Otzolotepec, Estado de México a 27 de Abril 2026 .- En Otzolotepec, donde la tradición no es un recuerdo sino una forma viva de habitar el presente, concluyó el décimo primer Festival Ocelotl con un eco que trasciende lo festivo. Más que un evento, fue un punto de encuentro entre el pasado que resiste y el futuro que se reinventa, un espacio donde la cultura no se exhibe: se comparte, se respira y se transforma.

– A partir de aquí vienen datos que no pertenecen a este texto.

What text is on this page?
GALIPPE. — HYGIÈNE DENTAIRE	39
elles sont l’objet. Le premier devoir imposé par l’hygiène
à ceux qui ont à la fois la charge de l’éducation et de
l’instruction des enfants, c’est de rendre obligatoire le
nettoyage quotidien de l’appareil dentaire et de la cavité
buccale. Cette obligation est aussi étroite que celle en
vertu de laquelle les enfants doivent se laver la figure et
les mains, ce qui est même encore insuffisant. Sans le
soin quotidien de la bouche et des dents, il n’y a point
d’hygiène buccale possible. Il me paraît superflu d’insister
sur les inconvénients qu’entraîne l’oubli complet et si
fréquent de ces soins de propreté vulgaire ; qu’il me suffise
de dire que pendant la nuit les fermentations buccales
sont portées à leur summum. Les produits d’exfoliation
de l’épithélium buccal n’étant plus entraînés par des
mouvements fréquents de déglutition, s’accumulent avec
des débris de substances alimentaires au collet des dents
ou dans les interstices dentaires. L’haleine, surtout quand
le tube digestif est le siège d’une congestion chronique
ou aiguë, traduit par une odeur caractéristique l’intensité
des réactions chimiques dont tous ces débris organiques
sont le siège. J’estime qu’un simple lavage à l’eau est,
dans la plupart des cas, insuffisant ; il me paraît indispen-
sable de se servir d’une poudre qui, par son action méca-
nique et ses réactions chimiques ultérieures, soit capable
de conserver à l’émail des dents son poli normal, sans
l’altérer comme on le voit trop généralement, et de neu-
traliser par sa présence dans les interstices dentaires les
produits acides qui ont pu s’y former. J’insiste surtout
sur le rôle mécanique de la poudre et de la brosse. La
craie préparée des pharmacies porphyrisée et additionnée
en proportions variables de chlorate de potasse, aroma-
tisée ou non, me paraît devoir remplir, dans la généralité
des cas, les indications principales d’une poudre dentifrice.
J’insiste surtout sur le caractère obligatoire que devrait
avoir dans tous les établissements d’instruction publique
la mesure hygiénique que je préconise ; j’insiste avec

El éxito de la Feria del Helado y el Chumiate no puede medirse únicamente en cifras, aunque estas son contundentes: más de 150 participantes, la presencia de más de 15 países y una diversidad de estados que convergieron en un mismo latido. Sin embargo, lo verdaderamente valioso ocurrió en lo intangible: en el diálogo silencioso entre sabores, colores y saberes que conectan a las personas con sus raíces.





Caminar por el festival fue recorrer una geografía emocional. Cada helado, cada pieza artesanal, cada sorbo de chumiate llevaba consigo una historia, una memoria colectiva que se niega a desaparecer. En ese intercambio, Otzolotepec no solo mostró su riqueza cultural, sino que reafirmó su identidad frente al mundo.
El Festival Ocelotl se consolida así como un foro donde las expresiones culturales dejan de ser periféricas para ocupar el centro, recordándonos que la cultura no es un adorno, sino el alma que da sentido a la comunidad. La gran afluencia de visitantes no fue casualidad: fue respuesta a una convocatoria genuina, a una experiencia que invita a detenerse y mirar con otros ojos.
Música, danza, literatura, teatro, gastronomía, arte sacro y charrería tejieron un mosaico donde cada disciplina dialogó con la otra, como si todas buscaran decir lo mismo desde distintos lenguajes: que la identidad se celebra mejor cuando se comparte.
Otzolotepec no solo abrió sus puertas, abrió su esencia. Y en ese gesto, dejó claro que quien lo visita no solo llega a un lugar, sino a una experiencia que, inevitablemente, termina por enamorar.